The streets are frozen solid here in Washington, its dangerous to even walk to the Metro much less drive around, and I am having so much fun.  It's a tossup over what's more hilarious, the global warming freaks in Congress having to cancel a hearing about how we're all going to fry because of snow blizzards and freezing rain, or the talking news heads endlessly blathering about Anna Nicole.

Most fun of all though is how GW is leading Pelosi Galore right down Primrose Lane - right this way, Nancy.

First he gets her to waste enormous amounts of time in full public view trying to get an impossibly stupid "non-binding" resolution devoid of meaning that has outraged her radical left hate-America base - because they want her to spend her time on defunding the war.

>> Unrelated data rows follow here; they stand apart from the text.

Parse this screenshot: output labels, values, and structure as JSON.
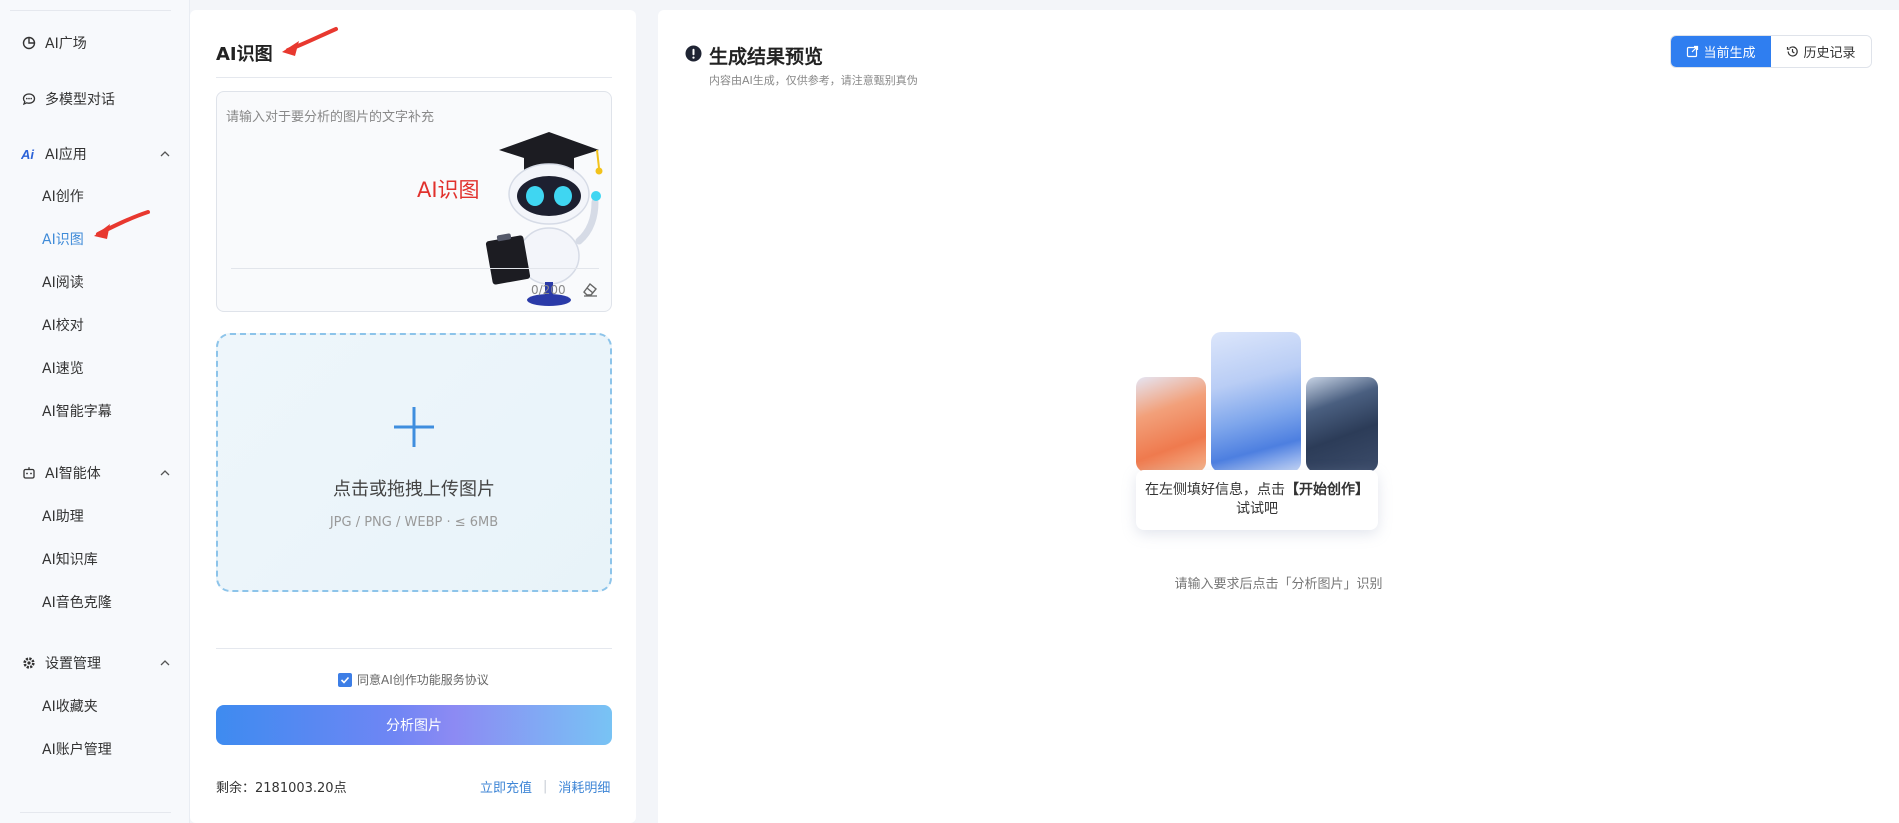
{
  "sidebar": {
    "groups": [
      {
        "label": "AI广场"
      },
      {
        "label": "多模型对话"
      },
      {
        "label": "AI应用",
        "items": [
          "AI创作",
          "AI识图",
          "AI阅读",
          "AI校对",
          "AI速览",
          "AI智能字幕"
        ]
      },
      {
        "label": "AI智能体",
        "items": [
          "AI助理",
          "AI知识库",
          "AI音色克隆"
        ]
      },
      {
        "label": "设置管理",
        "items": [
          "AI收藏夹",
          "AI账户管理"
        ]
      }
    ],
    "active_item": "AI识图"
  },
  "panel": {
    "title": "AI识图",
    "textarea_placeholder": "请输入对于要分析的图片的文字补充",
    "banner_text": "AI识图",
    "char_count": "0/200",
    "upload_label": "点击或拖拽上传图片",
    "upload_hint": "JPG / PNG / WEBP · ≤ 6MB",
    "agree_label": "同意AI创作功能服务协议",
    "agree_checked": true,
    "analyze_button": "分析图片",
    "balance": "剩余：2181003.20点",
    "recharge_link": "立即充值",
    "detail_link": "消耗明细"
  },
  "result": {
    "title": "生成结果预览",
    "subtitle": "内容由AI生成，仅供参考，请注意甄别真伪",
    "tab_current": "当前生成",
    "tab_history": "历史记录",
    "tip_prefix": "在左侧填好信息，点击",
    "tip_action": "【开始创作】",
    "tip_suffix": "试试吧",
    "hint": "请输入要求后点击「分析图片」识别"
  },
  "colors": {
    "accent": "#2f7ef0",
    "active_nav": "#3f8bd8",
    "banner_red": "#e1312d",
    "annotation_arrow": "#e8382f"
  }
}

Now that she's making an empty fool of herself to normal voters and infuriating her most fervent supporters at the same time, Bush gets her into a frothing tizzy over Iran.  "The President has no authority to go into Iran," she hyperventilates, thinking that GW is about to land the Marines at Bandar Abbas, seize the Iranian oil fields, bomb the nuke facilities into radioactive rubble, and plunge the world into genocidal chaos.

The lady is being played like a Stradivarius, and she doesn't even know it.  She's oblivious!  This is a thing of sheer beauty.  It can snow and freeze all it wants.  I'm enjoying the view.